USW is particularly pleased to see the elimination of export subsidies, which rank high among the most trade-distorting forms of support. The agreement immediately eliminates such subsidies for developed countries and calls for a phase-out for developing countries. Though the world’s largest traditional user of agricultural export subsidies – the European Union – has moved away from the subsidies, agreeing to eliminate them is no small matter.

USW welcomes the recognition in Nairobi that the United States can keep offering food aid and development programs without change, which underpins this country’s leadership in the world. Wheat produced by U.S. farmers is a cornerstone grain for food aid that is affordable, nutritious and fits monetization projects that encourage in-country development.

The Nairobi agreement also addressed export credit and financing rules that reflect reforms the United States has already made. USW believes there should be no further restrictions on the GSM-102 program, which is a reliable, practical financial tool used by several U.S. wheat importing countries.
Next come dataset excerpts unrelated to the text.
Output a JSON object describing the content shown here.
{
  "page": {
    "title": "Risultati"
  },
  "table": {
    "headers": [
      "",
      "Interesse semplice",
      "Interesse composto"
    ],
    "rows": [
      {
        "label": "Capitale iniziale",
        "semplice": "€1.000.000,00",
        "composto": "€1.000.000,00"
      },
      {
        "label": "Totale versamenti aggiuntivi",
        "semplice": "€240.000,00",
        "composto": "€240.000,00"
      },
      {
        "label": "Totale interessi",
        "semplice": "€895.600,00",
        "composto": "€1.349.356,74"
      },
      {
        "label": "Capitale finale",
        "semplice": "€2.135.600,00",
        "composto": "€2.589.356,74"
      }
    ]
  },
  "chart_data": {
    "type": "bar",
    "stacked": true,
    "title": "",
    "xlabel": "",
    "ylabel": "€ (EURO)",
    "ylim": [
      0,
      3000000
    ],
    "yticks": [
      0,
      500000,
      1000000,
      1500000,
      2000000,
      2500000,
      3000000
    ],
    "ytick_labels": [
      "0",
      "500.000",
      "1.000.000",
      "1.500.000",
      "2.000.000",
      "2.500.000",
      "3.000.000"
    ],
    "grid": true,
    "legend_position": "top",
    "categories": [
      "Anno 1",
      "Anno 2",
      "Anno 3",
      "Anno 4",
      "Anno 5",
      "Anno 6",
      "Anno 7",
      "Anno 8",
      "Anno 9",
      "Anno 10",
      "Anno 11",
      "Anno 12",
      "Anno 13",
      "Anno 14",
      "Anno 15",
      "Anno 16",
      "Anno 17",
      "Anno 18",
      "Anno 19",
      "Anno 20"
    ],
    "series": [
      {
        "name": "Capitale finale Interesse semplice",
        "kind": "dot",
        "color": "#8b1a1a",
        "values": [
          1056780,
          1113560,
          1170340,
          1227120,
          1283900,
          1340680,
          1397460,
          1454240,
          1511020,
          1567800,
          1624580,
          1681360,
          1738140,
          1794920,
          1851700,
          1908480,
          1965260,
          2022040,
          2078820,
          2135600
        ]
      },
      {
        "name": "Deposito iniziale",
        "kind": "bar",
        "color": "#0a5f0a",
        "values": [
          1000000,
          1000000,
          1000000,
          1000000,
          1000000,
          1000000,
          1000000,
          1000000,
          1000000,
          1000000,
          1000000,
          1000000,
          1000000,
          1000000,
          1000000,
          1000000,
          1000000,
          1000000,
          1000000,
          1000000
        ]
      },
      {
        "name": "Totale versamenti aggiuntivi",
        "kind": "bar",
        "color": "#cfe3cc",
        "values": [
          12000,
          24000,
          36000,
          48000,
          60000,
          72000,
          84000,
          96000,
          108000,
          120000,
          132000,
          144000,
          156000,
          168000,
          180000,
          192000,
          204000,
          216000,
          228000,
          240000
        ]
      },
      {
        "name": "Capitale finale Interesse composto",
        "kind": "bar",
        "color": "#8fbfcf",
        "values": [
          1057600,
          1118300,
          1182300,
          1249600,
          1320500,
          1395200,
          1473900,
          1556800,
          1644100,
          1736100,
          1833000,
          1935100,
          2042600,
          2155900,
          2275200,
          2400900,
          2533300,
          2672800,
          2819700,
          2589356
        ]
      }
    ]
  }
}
Despite these gains, USW is disappointed that the Ministerial reauthorized the use of transportation, marketing and processing subsidies for agricultural products for developing countries. This exception could provide cover to bad actors who have violated past agreements to the detriment of producers around the world. USW will continue working with the Office of the U.S. Trade Representative (USTR) to ensure developing country members do not abuse this exception.

The Ministerial reflected differing views on future WTO negotiation priorities. At least the agreement recognizes that work would continue on Doha’s remaining issues in agricultural trade. This includes public stockholding programs, which India uses to subsidize its farmers, and a “special safeguard mechanism,” which would allow countries to “snap-back” tariffs on products in the face of rising imports. The continuation of these negotiations is especially concerning given some countries’ insistence on using these negotiations to roll back progress at the WTO.

USW congratulates and thanks our negotiators at USTR for their hard work. We look forward to sharing the U.S. wheat farmer’s voice in future negotiations. We must also ensure that WTO members hold firm on past agreements, allow no more backpedaling on domestic subsidies and return their focus to the original goal: liberalizing trade policies to promote economic growth for all participants.